Era novembro de 2014. Primeiro fim de semana. Plena campanha da Dilma. Fim de tarde na RPPN dele, a Linda Serra dos Topázios. Jaime e eu começamos a conversar sobre a falta que fazia termos acesso a um veículo independente e democrático de informação.

Resolvemos fundar o nosso. Um espaço não comercial, de resistência. Mais um trabalho de militância, voluntário, por suposto. Jaime propôs um jornal; eu, uma revista. O nome eu escolhi (ele queria Bacurau). Dividimos as tarefas. A capa ficou com ele, a linha editorial também.

Correr atrás da grana ficou por minha conta. A paleta de cores, depois de larga prosa, Jaime fechou questão – “nossas cores vão ser o vermelho e o amarelo, porque revista tem que ter cor de luta, cor vibrante” (eu queria verde-floresta). Na paz, acabei enfiando um branco.

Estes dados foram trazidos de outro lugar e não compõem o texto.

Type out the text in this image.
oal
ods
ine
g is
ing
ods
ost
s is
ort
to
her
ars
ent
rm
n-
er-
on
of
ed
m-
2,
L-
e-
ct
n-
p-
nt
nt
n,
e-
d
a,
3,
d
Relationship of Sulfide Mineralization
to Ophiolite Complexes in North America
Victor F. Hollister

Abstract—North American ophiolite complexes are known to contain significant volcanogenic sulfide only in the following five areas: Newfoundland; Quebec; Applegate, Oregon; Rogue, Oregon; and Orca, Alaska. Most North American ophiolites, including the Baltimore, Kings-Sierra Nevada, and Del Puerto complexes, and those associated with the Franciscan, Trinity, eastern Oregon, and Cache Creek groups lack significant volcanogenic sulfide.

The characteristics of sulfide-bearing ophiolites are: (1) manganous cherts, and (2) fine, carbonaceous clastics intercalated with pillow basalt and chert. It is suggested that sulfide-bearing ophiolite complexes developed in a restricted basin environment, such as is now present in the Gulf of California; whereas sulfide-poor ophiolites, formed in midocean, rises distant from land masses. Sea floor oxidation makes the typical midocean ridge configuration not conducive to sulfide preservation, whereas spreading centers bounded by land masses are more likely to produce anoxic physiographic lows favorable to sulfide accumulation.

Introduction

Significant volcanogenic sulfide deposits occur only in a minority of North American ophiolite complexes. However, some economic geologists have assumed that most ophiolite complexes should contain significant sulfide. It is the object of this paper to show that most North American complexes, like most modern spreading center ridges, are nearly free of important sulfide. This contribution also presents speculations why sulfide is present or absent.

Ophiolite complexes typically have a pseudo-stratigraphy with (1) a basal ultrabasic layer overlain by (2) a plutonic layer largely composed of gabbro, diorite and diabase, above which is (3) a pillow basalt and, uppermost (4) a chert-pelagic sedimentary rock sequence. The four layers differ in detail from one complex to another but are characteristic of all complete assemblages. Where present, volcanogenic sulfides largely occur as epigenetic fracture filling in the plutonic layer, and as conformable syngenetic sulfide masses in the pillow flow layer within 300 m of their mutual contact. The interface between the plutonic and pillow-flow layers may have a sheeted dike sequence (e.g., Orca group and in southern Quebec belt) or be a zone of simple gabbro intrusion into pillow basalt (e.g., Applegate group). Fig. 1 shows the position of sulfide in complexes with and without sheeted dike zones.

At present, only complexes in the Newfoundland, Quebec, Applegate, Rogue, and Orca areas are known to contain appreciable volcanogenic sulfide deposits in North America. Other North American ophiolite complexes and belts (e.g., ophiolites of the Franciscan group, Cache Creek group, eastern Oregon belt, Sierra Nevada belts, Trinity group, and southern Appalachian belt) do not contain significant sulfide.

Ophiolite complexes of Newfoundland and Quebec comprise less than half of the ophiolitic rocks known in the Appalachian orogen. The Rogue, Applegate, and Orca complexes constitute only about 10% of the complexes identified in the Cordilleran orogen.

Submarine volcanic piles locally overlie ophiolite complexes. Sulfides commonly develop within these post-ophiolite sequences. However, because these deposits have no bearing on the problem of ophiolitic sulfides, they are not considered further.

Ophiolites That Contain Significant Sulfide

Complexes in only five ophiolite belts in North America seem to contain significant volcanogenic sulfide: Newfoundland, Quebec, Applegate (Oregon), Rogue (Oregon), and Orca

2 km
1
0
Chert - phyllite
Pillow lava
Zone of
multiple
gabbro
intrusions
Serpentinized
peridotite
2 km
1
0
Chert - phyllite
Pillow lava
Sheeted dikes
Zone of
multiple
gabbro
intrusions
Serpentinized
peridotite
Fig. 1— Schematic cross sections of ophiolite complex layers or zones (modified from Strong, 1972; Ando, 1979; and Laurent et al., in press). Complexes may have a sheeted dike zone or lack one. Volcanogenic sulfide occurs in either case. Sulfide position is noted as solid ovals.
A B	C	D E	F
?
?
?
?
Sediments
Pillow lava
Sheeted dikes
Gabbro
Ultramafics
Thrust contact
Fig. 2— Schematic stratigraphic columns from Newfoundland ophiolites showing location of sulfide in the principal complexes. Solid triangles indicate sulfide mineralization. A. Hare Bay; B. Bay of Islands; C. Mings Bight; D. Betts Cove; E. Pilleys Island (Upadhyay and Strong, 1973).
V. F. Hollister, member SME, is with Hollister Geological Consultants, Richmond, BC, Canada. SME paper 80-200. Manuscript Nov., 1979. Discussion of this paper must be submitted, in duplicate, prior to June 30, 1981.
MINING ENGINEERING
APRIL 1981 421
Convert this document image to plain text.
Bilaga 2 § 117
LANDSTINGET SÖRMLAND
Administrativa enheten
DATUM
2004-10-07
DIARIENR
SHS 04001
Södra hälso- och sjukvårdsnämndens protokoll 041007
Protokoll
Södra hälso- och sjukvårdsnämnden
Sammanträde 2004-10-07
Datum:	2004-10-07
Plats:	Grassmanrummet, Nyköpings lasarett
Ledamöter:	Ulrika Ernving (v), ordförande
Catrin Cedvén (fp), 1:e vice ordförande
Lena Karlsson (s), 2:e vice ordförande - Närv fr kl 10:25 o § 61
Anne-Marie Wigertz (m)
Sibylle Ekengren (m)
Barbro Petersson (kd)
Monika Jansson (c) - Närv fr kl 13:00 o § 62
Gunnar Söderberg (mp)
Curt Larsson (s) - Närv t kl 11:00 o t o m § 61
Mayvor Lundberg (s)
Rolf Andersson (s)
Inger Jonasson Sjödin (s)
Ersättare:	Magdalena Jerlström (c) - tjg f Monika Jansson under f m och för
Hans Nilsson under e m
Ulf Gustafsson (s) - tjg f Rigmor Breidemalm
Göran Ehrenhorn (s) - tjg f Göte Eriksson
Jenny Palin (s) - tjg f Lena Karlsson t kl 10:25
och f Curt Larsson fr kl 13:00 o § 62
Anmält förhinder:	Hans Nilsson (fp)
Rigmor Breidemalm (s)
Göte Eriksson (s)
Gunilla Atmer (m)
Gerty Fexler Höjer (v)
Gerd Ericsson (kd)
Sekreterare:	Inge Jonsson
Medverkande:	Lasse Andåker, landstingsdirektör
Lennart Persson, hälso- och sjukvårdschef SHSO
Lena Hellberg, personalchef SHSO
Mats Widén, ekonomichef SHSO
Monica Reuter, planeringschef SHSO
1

Fizemos a primeira edição da Xapuri lá mesmo, na Reserva, em uma noite. Optamos por centrar na pauta socioambiental. Nossa primeira capa foi sobre os povos indígenas isolados do Acre: ‘Isolados, Bravos, Livres: Um Brasil Indígena por Conhecer”. Depois de tudo pronto, Jaime inventou de fazer uma outra boneca, “porque toda revista tem que ter número zero”.

Dessa vez finquei pé, ficamos com a capa indígena. Voltei pra Brasília com a boneca praticamente pronta e com a missão de dar um jeito de imprimir. Nos dias seguintes, o Jaime veio pra Formosa, pra convencer minha irmã Lúcia a revisar a revista, “de grátis”. Com a primeira revista impressa, a próxima tarefa foi montar o Conselho Editorial.

Jaime fez questão de visitar, explicar o projeto e convidar pessoalmente cada conselheiro e cada conselheira (até a doença agravar, nos seus últimos meses de vida, nunca abriu mão dessa tarefa). Daqui rumamos pra Goiânia, para convidar o arqueólogo Altair Sales Barbosa, nosso primeiro conselheiro. “O mais sabido de nóis,” segundo o Jaime.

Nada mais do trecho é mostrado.